4. Free Graphing Calculator is a good quick-I-need-the-answer-to-this-simple-calculation calculator. Although you have the ability to for more complicated calculations, such as hyperbolic sine, it's cumbersome to use. On the positive side, it allows you graph multiple 2d functions simultaneously and gives you access to mathematical results. Can't remember that half angle formula? Not to worry, this calculator has it.
3. HiCalcHD comes in next but the annoying reminders when you start it up detract from the experience. A large variety of functions are readily available, including trig functions, log functions, exponentials, factorials, combinations, integrals, and series. Some of the nonstandard calculations tell you how to properly input the calculation you are working on (such as the definite integral) while you're typing. You can even set the calculator to work in RPN (reverse Polish notation).
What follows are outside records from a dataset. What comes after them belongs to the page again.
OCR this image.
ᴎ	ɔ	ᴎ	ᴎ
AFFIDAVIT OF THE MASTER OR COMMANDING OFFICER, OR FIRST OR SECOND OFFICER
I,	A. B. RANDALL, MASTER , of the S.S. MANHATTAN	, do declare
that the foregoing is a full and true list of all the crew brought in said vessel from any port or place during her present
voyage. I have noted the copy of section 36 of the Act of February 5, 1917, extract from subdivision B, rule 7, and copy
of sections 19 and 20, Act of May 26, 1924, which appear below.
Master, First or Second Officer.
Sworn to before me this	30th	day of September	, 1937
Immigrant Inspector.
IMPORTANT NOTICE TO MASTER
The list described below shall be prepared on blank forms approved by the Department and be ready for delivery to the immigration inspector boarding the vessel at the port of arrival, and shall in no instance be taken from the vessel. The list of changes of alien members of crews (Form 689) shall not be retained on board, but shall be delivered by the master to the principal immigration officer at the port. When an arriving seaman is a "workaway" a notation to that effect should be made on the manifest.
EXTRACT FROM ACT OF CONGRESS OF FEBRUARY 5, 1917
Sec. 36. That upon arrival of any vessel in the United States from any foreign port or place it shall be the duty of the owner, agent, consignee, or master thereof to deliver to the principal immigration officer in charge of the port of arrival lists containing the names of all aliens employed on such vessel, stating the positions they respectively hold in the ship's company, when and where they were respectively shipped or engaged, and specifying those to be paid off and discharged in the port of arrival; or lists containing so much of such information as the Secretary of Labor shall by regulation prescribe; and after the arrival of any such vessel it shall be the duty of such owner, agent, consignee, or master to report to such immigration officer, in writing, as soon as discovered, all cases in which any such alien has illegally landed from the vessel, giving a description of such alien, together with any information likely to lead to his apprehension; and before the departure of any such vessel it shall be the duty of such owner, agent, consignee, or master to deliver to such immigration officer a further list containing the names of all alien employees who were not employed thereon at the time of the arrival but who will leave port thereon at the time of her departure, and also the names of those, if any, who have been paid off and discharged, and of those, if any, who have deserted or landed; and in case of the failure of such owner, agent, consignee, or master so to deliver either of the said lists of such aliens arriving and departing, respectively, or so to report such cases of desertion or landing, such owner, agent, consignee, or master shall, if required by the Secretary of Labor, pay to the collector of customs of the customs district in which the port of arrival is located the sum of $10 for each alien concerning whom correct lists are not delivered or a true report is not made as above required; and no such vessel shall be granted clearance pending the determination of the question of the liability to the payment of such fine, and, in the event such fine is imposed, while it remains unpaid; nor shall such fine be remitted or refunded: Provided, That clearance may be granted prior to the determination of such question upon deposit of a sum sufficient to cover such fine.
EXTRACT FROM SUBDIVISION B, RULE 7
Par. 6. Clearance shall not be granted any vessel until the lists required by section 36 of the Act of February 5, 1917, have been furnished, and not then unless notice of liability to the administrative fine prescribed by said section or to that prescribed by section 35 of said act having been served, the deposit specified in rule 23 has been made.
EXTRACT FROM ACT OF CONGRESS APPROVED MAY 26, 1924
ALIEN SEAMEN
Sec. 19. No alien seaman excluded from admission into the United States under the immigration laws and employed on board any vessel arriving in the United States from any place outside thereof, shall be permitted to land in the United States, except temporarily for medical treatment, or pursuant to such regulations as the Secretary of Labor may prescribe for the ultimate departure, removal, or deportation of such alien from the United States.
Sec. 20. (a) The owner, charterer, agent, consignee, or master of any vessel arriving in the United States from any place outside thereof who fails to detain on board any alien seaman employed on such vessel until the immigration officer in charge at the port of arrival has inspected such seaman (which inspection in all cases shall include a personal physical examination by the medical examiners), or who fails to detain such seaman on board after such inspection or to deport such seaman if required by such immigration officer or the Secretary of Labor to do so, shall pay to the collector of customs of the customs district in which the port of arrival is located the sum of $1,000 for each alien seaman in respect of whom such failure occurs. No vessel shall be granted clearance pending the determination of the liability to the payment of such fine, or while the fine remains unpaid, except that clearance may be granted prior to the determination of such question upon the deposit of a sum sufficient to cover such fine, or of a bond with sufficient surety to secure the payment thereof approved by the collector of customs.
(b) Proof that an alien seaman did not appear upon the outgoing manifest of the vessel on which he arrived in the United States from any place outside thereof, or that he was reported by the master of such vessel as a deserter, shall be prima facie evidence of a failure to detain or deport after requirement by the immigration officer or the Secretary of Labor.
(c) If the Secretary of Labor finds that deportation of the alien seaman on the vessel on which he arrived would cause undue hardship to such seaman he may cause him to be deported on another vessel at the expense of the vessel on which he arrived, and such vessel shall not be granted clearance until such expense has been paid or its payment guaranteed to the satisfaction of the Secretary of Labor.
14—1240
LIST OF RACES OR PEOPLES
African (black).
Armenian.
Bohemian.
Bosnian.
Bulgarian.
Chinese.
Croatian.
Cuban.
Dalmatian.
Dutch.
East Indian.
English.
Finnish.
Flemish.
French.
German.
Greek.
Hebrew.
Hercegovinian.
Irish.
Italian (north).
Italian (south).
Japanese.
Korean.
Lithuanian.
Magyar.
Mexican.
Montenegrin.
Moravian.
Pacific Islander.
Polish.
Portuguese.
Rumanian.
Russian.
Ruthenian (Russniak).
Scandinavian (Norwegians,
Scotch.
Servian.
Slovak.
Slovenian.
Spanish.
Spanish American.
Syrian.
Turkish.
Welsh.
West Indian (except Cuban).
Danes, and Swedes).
Great calculator but those reminders....
2. Calculator $latex \infty$ is free for now, so download it ASAP. No really. Stop reading and download it now. This calculator has everything HiCalcHD has and even lets you input fractions and convert the resulting answer to a fraction.
1. Halcyon Calc Lite takes top spot, though it is definitely not for everyone. Pictured at the top of this post, it's modeled after the HP28S calculator: a calculator that was cutting edge when I bought it over 25 years ago (!):
Since I own the HP28S and am familiar with RPN notation it was pretty easy for me to find my way around. There is more functionality here than any of the other calculator apps I've mentioned, probably more than a typical person will use. Unfortunately, someone new to this type of calculator will almost certainly struggle.
I do have one complaint, though. After graphing a function I was unable to figure out how to get back to the calculator. I couldn't find instructions anywhere. When I exited the app and opened it up again, I was left looking at the graph I created. Eventually I just deleted the app and installed it again. Whether that's a bug, lack of documentation, or a feature meant for the paid version, I have no idea. Note there's a demo video on their website, if you're curious.
If you need an excellent scientific calculator then Halcyon Calc Lite (for people who want RPN) and Calculator $latex \infty$ (for people who don't) are the best free apps out there.